Chang-yun Hue et al., JCI, 117 (December 2007)

B cells banished.
An antibody that depletes B cells kept the pancreas cells of one mouse looking healthy (top), whereas the control animal sustained immune attacks on the organ (bottom).

Antibody Therapy Shows Promise for Diabetes

An antibody therapy that's approved to treat certain cancers and arthritis has helped prevent--and even beat back--type 1 diabetes in mice. The news is heartening to researchers, who had already launched a human trial of the therapy, rituximab. But it also raises concerns that diabetes patients and their doctors will start trying the drug before it's been shown to work in humans.

Type 1 diabetes occurs when the immune system attacks and destroys insulin-producing cells in the pancreas. For years, T cells were considered enemy number one, because they commit the actual attacks. But more recently, scientists have eyed another potential culprit: B cells, which may be setting the T cells off by presenting them with antigens, proteins that stimulate the immune system. The drug rituximab, made by Genentech, is an antibody that depletes B cells and has been shown to combat rheumatoid arthritis, another autoimmune disease. With that in mind, an international network of researchers successfully lobbied for a clinical trial of the drug in type 1 diabetes, even though mouse studies were lacking. That trial, begun last year, has enrolled 82 people--the youngest being 8 years old--and will take another year or so to finish.

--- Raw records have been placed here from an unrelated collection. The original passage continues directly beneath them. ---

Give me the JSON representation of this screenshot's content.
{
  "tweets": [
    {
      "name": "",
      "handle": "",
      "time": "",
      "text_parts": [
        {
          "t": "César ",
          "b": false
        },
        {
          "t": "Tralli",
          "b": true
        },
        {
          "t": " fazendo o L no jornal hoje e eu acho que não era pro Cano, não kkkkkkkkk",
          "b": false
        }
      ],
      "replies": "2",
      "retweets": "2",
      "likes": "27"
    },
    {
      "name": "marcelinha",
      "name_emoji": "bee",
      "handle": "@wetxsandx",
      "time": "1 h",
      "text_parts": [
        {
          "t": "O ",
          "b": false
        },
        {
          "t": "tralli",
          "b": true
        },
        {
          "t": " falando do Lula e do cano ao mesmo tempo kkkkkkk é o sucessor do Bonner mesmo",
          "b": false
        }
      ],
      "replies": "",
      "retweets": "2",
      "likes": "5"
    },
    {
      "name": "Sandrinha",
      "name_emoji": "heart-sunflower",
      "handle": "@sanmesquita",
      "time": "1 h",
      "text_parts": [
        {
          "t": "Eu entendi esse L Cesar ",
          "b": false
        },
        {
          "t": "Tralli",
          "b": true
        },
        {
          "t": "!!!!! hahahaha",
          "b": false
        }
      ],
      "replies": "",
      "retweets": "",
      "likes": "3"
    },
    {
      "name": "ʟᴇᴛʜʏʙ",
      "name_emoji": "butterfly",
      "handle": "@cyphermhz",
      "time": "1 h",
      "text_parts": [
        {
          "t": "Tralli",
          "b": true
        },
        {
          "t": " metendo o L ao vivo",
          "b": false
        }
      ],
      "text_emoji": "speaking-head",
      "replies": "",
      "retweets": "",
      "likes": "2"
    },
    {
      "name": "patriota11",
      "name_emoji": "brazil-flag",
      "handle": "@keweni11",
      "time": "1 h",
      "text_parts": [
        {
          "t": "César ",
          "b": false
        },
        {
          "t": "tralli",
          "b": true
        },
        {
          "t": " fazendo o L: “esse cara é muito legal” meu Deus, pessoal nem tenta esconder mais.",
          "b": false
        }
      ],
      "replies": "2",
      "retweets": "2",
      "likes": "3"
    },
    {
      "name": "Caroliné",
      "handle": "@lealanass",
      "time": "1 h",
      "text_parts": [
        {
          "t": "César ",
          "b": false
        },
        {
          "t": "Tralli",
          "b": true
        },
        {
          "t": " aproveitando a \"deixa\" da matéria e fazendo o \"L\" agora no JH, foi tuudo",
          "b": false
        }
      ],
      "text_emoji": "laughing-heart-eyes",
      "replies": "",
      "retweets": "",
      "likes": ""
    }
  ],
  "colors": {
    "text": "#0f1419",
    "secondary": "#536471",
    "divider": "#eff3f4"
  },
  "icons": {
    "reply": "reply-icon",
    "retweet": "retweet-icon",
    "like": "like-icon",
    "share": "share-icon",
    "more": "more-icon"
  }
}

The absence of mouse studies was "a concern in our scientific community," says immunologist Li Wen of Yale University. With that in mind, she, along with Yale immunologist Mark Shlomchik and their colleagues, genetically engineered a mouse model to test the drug. Wen's animals are predisposed to diabetes and have the human version of CD20, the molecule rituximab targets, on the surface of their B cells. Wen and her colleagues were reluctant to work directly with Genentech and acquire rituximab from them (companies often impose restrictions on publication and other matters, she says), so instead they designed a rituximab-like antibody to test.

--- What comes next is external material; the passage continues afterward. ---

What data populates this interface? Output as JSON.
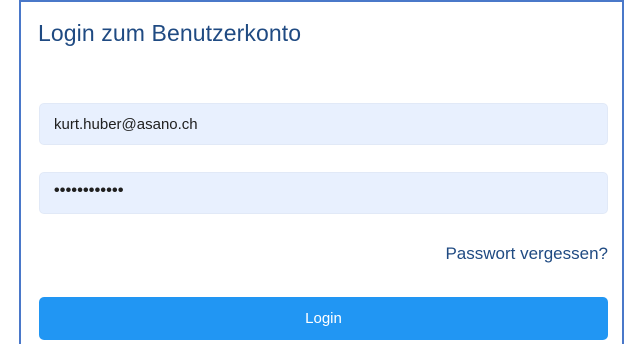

The researchers tested the drug in mice of various ages, including 4- and 9-week-old animals that didn't have diabetes and older mice within 6 days of diagnosis. In the animals that were still healthy, about 70% of those receiving the antibody therapy were diabetic by 35 weeks of age, compared to nearly 100% of those that received a placebo. This translates to a 10- or 15-week delay in developing diabetes--the equivalent of 10 or 15 years in humans, says Wen. In the 14 mice with established diabetes, five stopped needing insulin for more than 2 months, some for up to 5 months, the researchers report in the 3 December issue of the Journal of Clinical Investigation.

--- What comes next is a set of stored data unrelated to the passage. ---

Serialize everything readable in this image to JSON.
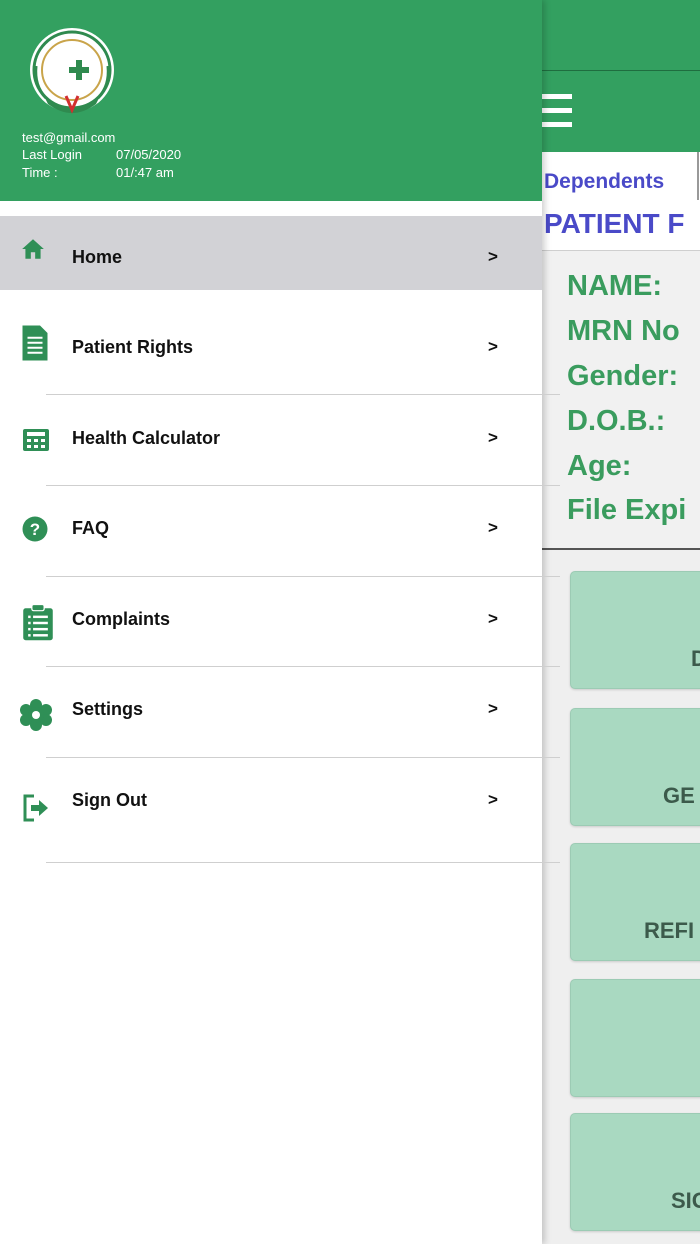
{
  "drawer": {
    "email": "test@gmail.com",
    "last_login_label": "Last Login",
    "last_login_value": "07/05/2020",
    "time_label": "Time :",
    "time_value": "01/:47 am",
    "items": [
      {
        "label": "Home",
        "arrow": ">",
        "icon": "home-icon",
        "active": true
      },
      {
        "label": "Patient Rights",
        "arrow": ">",
        "icon": "document-icon"
      },
      {
        "label": "Health Calculator",
        "arrow": ">",
        "icon": "calculator-icon"
      },
      {
        "label": "FAQ",
        "arrow": ">",
        "icon": "question-icon"
      },
      {
        "label": "Complaints",
        "arrow": ">",
        "icon": "clipboard-list-icon"
      },
      {
        "label": "Settings",
        "arrow": ">",
        "icon": "gear-flower-icon"
      },
      {
        "label": "Sign Out",
        "arrow": ">",
        "icon": "sign-out-icon"
      }
    ]
  },
  "main": {
    "tab_dependents": "Dependents",
    "section_title": "PATIENT F",
    "info_lines": [
      "NAME:",
      "MRN No",
      "Gender:",
      "D.O.B.:",
      "Age:",
      "File Expi"
    ],
    "tiles": [
      "D",
      "GE",
      "REFI",
      "",
      "SIG"
    ]
  },
  "colors": {
    "brand_green": "#33a060",
    "accent_blue": "#4a4ac8",
    "tile_green": "#a9d9c1",
    "active_row": "#d2d2d6"
  }
}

As the animals regained their B cells, Wen and her colleagues found that those cells were better behaved than their B-cell predecessors that were wiped out by the drug. For example, the new B cells were less likely to produce autoantibodies that often precede type 1 diabetes, suggesting that the drug had somehow recalibrated the immune system.

Mark Pescovitz, a transplant immunologist at Indiana University, Indianapolis, and head of the rituximab clinical trial, is heartened by the results. "[I'm] even more confident that our study will succeed," he says. Still, Pescovitz worries that the new mouse findings will cause physicians to jump the gun. "I would hope that [doctors] aren't going to run out there with their next diabetic and throw rituximab at them, but there's nothing to stop them," he says. The drug is not without side effects such as infections and rashes, and although Pescovitz is impressed with the mouse work, he notes that many drugs that work in mice fare less well in people.